NeverRarelySometimes
Eliza Hittman creates an empathetic, humanistic portrait of Autumn’s hardships.
But for all the problems standing in Autumn’s way, there are the women who offer solidarity — from Skylar, who travels with Autumn to New York while literally carrying her baggage, to the genuinely caring staff at the abortion clinic there. These helping hands are welcome relief in a drama that is largely tough by necessity. There are upsetting scenes of self-harm, while an alliance with carefree Jasper (Théodore Pellerin), New York-bound for very different reasons, becomes increasingly uneasy. The final half-hour ratchets up the tension as the girls’ cash — and subsequently their options — dwindle. It is, in many ways, a social horror story.
It’s Hittman’s choices as both writer and director that make it so effective — conjuring the overwhelming intensity and pervasive threat of the big city, and having her characters speak in naturalistic, monosyllabic conversations rather than verbose movie teen-speak. Best of all is the film’s centre-piece sequence: a five-minute unbroken take as Autumn is asked a series of mandatory questions about her sexual history at the abortion clinic, where the answer options (the “never”, “rarely”, “sometimes”, “always” of the title) reveal
FMovies yet more difficulties in her past.
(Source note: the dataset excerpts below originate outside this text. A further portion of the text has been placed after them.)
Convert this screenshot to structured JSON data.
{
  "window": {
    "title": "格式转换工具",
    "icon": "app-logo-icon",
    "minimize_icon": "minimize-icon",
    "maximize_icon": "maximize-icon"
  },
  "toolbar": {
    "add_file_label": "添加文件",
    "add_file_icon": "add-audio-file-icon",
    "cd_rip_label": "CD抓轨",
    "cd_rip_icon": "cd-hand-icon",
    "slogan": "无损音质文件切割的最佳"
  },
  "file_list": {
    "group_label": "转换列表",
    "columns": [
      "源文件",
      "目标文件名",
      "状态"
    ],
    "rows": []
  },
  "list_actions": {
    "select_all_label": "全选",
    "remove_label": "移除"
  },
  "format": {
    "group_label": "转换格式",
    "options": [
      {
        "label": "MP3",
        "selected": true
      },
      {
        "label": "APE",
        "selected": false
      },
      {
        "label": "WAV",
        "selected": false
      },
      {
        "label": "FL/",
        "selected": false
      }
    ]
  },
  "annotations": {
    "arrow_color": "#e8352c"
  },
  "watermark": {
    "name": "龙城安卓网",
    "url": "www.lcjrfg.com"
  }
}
Flanigan’s performance completely commands the screen, the camera never cutting away.
Through it all, Hittman creates an empathetic, humanistic portrait of Autumn’s hardships. Never Rarely Sometimes Always is transparent in its depiction of the system that hinders just as much as it helps, the privilege of men who are just as culpable but conspicuously absent, and the relationships between women that prove necessary for survival. Every so often, Hittman’s lens settles on Autumn and Skylar holding hands, their pinkie fingers intertwined. It’s a bond that, even under immense strain, won’t be broken.